The presence of nicotine in the body from smoking can trigger a rise in the levels of adrenaline, causing false danger warnings in our body and facilitates a heightened emotional state and a feeling of defensiveness and being on edge.
There is a common misconception that smoking reduces stress, or that it is relaxing, and whilst that might be true within the first 30 minutes of smoking a cigarette, the amount of stress we feel is heightened substantially after that point.
This is why we feel irritable when we haven’t had a cigarette, and why smoking can actually increase anxiety over time.
Prolonged smoking means that the brain adapts to operating under the influence of nicotine. This means that once the brain has rewritten itself in this way, it becomes a dependence, making it harder to stop smoking.
When stopping smoking, the body and brain find it difficult to respond to a natural state in a positive way, altering mood balances, and making normally occurring stimuli intolerable or unpleasant.
This can lead to social, medical, or psychological problems over time, especially if unmanaged or untreated.
Whilst many may think burning fat is a good thing, this is not a healthy way to live, nor is it a healthy alternative to exercise or a good diet.
Smoking increases the metabolic rate of the body, leading to the burning of fats, and eventually weight loss. It also increases caffeine tolerance, meaning you will need to drink more to feel the effects.
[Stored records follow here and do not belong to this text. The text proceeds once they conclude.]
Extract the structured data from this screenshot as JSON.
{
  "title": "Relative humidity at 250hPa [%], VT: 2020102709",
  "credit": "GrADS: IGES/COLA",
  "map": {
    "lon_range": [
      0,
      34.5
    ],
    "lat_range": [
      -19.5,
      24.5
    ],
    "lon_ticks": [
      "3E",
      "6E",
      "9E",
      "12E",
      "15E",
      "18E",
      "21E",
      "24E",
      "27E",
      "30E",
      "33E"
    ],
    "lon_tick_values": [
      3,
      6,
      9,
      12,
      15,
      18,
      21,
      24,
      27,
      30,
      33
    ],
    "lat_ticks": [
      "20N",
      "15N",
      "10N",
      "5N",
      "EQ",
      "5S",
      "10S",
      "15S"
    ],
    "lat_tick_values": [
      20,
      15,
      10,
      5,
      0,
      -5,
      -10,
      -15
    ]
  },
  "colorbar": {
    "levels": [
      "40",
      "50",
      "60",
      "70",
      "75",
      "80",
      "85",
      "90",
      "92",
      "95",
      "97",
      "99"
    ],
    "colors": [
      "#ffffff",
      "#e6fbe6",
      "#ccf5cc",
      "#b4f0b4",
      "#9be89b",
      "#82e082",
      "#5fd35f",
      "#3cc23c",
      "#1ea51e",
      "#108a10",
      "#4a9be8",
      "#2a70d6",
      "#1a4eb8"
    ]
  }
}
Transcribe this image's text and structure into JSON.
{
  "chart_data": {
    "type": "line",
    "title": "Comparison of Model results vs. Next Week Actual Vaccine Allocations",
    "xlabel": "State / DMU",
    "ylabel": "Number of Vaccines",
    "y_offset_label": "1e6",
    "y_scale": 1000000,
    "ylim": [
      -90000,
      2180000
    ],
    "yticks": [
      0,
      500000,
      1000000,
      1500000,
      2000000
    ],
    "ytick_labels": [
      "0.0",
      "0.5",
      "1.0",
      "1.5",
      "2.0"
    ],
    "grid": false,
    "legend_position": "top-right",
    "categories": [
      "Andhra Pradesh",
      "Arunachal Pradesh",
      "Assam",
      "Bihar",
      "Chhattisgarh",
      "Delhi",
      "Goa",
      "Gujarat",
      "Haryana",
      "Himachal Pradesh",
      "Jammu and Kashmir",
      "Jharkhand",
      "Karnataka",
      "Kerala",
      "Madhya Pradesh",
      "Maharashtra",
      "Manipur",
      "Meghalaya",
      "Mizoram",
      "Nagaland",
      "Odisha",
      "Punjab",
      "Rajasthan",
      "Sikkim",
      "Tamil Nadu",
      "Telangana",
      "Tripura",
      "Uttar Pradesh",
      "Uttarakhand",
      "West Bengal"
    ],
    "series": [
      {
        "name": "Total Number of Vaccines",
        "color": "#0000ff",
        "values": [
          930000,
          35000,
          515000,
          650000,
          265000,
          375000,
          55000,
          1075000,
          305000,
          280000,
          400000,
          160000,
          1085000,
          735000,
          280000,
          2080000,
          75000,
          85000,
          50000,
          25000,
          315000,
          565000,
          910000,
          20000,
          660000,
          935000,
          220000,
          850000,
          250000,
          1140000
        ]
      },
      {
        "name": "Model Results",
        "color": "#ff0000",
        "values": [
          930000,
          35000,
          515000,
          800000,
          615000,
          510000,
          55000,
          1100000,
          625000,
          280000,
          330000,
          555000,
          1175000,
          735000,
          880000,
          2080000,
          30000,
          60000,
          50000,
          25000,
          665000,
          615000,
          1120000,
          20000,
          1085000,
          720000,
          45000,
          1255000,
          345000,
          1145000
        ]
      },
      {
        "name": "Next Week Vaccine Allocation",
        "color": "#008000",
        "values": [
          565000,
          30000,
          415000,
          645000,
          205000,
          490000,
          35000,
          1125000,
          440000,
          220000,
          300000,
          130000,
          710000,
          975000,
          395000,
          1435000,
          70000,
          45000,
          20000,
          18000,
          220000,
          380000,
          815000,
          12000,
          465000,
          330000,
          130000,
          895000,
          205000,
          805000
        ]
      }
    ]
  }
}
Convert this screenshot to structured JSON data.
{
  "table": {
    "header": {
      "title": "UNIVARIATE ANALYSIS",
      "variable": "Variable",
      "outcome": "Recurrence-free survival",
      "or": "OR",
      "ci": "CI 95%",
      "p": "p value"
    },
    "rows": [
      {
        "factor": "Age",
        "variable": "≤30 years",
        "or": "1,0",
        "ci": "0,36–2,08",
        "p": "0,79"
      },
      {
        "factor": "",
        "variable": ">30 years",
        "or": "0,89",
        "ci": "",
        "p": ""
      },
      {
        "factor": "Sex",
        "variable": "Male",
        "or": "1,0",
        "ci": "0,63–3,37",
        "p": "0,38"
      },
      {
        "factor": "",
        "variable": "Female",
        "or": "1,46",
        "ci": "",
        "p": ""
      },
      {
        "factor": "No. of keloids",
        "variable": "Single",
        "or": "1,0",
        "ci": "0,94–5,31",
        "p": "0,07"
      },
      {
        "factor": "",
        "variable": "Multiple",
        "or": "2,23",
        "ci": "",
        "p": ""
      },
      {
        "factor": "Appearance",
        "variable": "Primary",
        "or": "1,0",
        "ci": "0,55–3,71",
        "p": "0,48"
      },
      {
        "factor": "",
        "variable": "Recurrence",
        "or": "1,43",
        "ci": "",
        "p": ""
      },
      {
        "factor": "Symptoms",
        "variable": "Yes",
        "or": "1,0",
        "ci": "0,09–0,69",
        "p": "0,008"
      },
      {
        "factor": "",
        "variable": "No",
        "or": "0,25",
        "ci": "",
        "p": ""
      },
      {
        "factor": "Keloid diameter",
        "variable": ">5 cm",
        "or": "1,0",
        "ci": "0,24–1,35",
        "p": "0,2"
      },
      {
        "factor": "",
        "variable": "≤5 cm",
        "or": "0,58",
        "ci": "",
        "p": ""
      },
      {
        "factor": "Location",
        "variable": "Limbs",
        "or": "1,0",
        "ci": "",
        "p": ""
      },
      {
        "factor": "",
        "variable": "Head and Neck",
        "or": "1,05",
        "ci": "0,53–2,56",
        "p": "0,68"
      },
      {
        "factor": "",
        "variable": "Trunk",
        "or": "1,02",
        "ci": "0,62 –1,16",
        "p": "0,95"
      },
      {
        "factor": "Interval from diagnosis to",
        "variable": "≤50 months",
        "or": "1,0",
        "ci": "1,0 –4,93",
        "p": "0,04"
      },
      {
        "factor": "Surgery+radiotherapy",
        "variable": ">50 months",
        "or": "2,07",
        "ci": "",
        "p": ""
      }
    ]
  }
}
Smoking causes frequent releases of the feel-good hormone called dopamine, meaning that not only do we feel good when we have a cigarette, but it makes it harder for our brains to give up smoking when the time comes.
The Effects Of Withdrawal
The withdrawal effects of smoking can cause similar behavioral issues, albeit at a more sporadic and unpredictable rate.
Causing anxiety, nausea, and mood swings, nicotine withdrawal has been known to also cause irritability and heightened stress.
And there we have it, our breakdown of the relationship between smoking and the human brain, as well as the subsequent behavioral and physical side effects of long term use and withdrawal.
If you have quit smoking, or are in the process, be rest assured that there are plenty of options out there to ease your transition, and plenty of groups and therapy sources to give you a helping hand if you need it.
Why not give it a try? Your body and brain will definitely thank you for it later!